Desta feita, um tipo de discurso que vem fazendo história nestas últimas décadas, sem
nenhuma pretensão de análise científica abrangente, tem o seguinte perfil: em vez de moral de
conversão e do crescimento pessoal, prega-se uma ética de transformação das estruturas da
sociedade; no lugar de projeto de santidade pessoal, o projeto do Reino; em vez de céu, a
utopia. E Torres Queiruga, em seu discurso, acrescenta:
Quase não nos atrevemos a fazer a afirmação de tal calibre, porque irremediavelmente assumem um ar de utopia idealista. Contudo, um realismo mais profundo tem seus motivos para a esperança. A modernidade é relativamente nova, e o grande mal-entendido histórico pelo qual, para muitos, Deus apareceu como inimigo do homem não vai ser eterno. Pessoalmente, não renuncio a esperar que, por diversos caminhos a sensibilidade moderna acabará fazendo a experiência ou aproximando-se mais dela - de que Deus não nega o homem, mas o afirma. (QUEIRUGA, 2005, p. 39).

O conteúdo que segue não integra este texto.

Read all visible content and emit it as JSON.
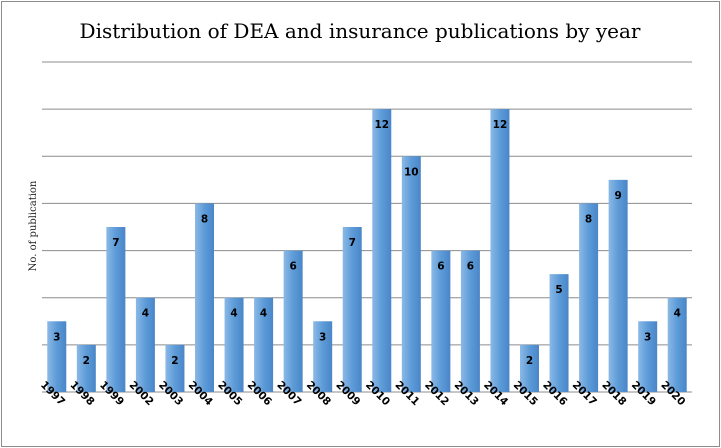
{
  "chart_data": {
    "type": "bar",
    "title": "Distribution of DEA and insurance publications by year",
    "ylabel": "No. of publication",
    "xlabel": "",
    "categories": [
      "1997",
      "1998",
      "1999",
      "2002",
      "2003",
      "2004",
      "2005",
      "2006",
      "2007",
      "2008",
      "2009",
      "2010",
      "2011",
      "2012",
      "2013",
      "2014",
      "2015",
      "2016",
      "2017",
      "2018",
      "2019",
      "2020"
    ],
    "values": [
      3,
      2,
      7,
      4,
      2,
      8,
      4,
      4,
      6,
      3,
      7,
      12,
      10,
      6,
      6,
      12,
      2,
      5,
      8,
      9,
      3,
      4
    ],
    "data_labels": [
      "3",
      "2",
      "7",
      "4",
      "2",
      "8",
      "4",
      "4",
      "6",
      "3",
      "7",
      "12",
      "10",
      "6",
      "6",
      "12",
      "2",
      "5",
      "8",
      "9",
      "3",
      "4"
    ],
    "ylim": [
      0,
      14
    ],
    "ytick_step": 2,
    "ytick_labels_shown": false,
    "grid": true,
    "legend": "none",
    "colors": {
      "bar_light": "#8bb9e6",
      "bar_mid": "#5d9bd8",
      "bar_dark": "#4a86c8",
      "gridline": "#8c8c8c",
      "border": "#8c8c8c"
    }
  }
}
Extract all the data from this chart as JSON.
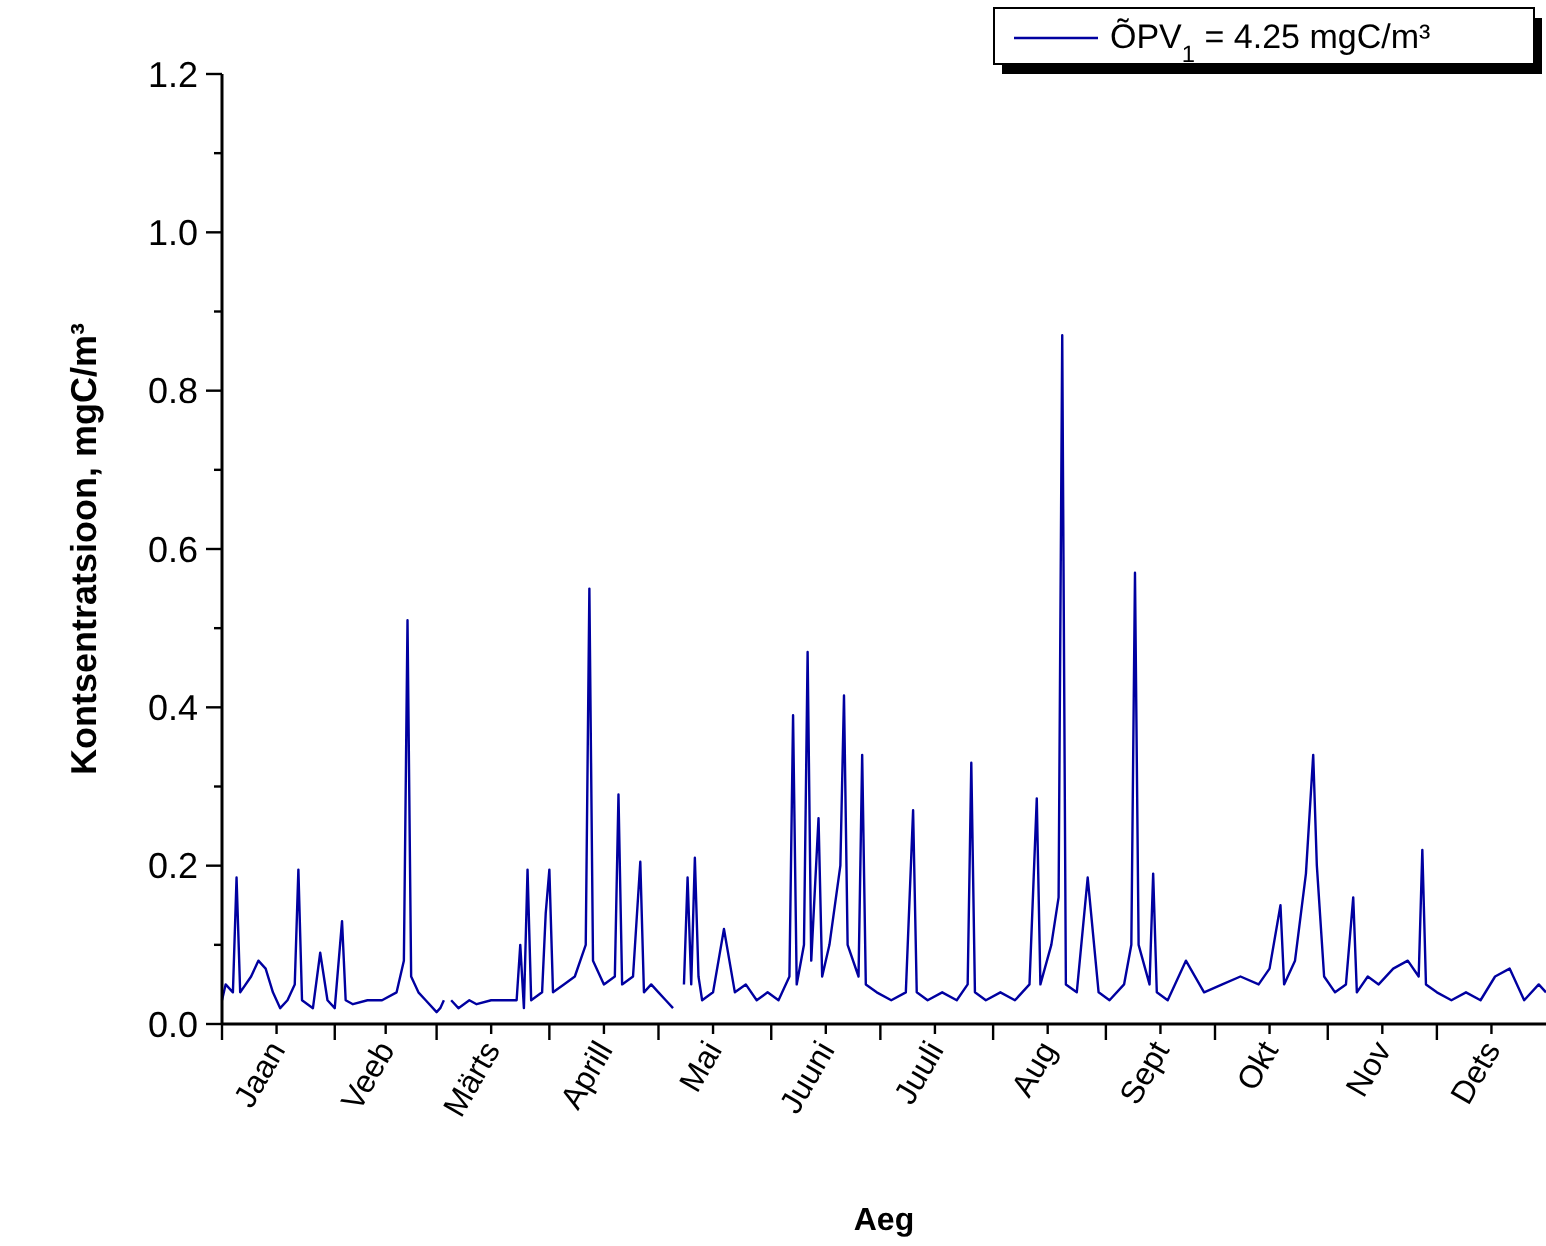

Nesse sentido, para o teólogo cristão, é necessário trabalhar o aprofundamento de
diálogo com a cultura moderna, posto que, com a irrupção da sociedade liberal, os diferentes
segmentos culturais romperam com a religião católica, proporcionando oportunidade ao
surgimento do pluralismo religioso10, que avançou permitindo posições teóricas e pastorais
diversificadas. E Torres Queiruga insere-se nesse contexto para mediar o tão necessário
diálogo.
10 Na denominação de Dupuis, há o pluralismo “de fato” e o “de direito ou de princípio”. “O pluralismo de fato diz respeito às transformações históricas e ao dado sociocultural que “está aí” – a diversidade religiosa. É uma questão de fato real. O pluralismo de direito ou de princípio mergulha suas raízes no projeto de Deus para a Humanidade. Portanto, é mais profundo e necessita de uma análise e de uma atenção especiais”. (PANASIEWICZ, 1999, p.38).
24
2.1.1 A mudança cultural e a compreensão de Andrés Torres Queiruga acerca do novo
processo histórico.
A crise generalizada que perpassa a cultura moderna ocidental, mostra uma imagem de
muito conflito marcada por inúmeros paradoxos.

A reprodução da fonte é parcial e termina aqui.